He’s the sensitive Edgar Allan Poe-loving loner who once turned up at Cannes on top of a military tank; the Reagan-era Rambo, teasingly named “Thumbo’’ in his latest film, but still landing plum roles into his late seventies. As a testosterone-tinged Netflix show on Sylvester Stallone airs, Geoffrey Macnab looks back on his rip-roaring life and career

Sylvester Stallone as Barney Ross, a grizzled mercenary in ‘Expend4bles’
Sylvester Stallone as Barney Ross, a grizzled mercenary in ‘Expend4bles’ (Lionsgate)

Sylvester Stallone isn’t in the new Expendables movie for very long but he still gets many of its best moments. Dressed in a black beret, his character is Barney Ross, a grizzled mercenary who looks like a cross between a croissant-eating Left Bank artist and a Wagner Group veteran. We see him on souped-up motorbikes and behind the controls of planes and helicopters. He is also spotted in bars. The action ranges from US cities to Colonel Gaddafi’s old chemical plant in Libya and the middle of the ocean where a nuclear bomb is primed to go off.

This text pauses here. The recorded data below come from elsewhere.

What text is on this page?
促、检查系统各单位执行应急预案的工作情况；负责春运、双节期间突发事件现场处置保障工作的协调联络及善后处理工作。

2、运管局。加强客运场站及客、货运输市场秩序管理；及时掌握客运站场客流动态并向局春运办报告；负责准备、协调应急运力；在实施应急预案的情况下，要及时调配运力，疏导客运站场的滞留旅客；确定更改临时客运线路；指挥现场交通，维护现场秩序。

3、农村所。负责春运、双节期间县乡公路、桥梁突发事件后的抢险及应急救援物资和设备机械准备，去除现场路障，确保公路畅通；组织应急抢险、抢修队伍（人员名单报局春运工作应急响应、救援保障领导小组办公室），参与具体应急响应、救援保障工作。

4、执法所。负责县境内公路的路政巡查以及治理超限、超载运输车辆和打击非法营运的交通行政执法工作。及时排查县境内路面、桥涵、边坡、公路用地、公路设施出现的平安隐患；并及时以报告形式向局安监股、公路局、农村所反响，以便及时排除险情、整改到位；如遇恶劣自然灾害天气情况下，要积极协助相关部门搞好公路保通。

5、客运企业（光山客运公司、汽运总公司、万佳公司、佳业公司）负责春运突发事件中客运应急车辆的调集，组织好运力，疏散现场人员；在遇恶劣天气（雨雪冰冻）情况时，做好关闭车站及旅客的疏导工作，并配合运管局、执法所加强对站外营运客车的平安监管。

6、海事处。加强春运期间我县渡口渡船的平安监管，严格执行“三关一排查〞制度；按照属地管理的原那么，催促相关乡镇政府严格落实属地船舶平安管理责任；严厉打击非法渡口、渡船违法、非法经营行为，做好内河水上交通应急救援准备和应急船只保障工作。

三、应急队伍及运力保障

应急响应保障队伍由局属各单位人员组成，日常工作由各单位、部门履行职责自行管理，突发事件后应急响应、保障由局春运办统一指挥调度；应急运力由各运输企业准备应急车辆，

When the aggro begins in the first few minutes, Stallone shirks the fighting, complaining that he has a bit of a bad back, and leaves Jason Statham, as his buddy Lee Christmas, to do the heavy lifting. Megan Fox as Lee’s CIA operative girlfriend Gina refers to him as a “caveman”, a description that he sheepishly seems to accept as pretty accurate given his age, hirsute appearance and violent lifestyle.

The filmmakers poke a little gentle humour at Stallone’s long-in-the-tooth Barney. His Samson-like powers are so diminished that he has recently lost a thumb-wrestling contest and has had to forfeit his precious Expendables ring. His friends have nicknamed him “Thumbo”, which doesn’t quite have the ring of “Rambo”.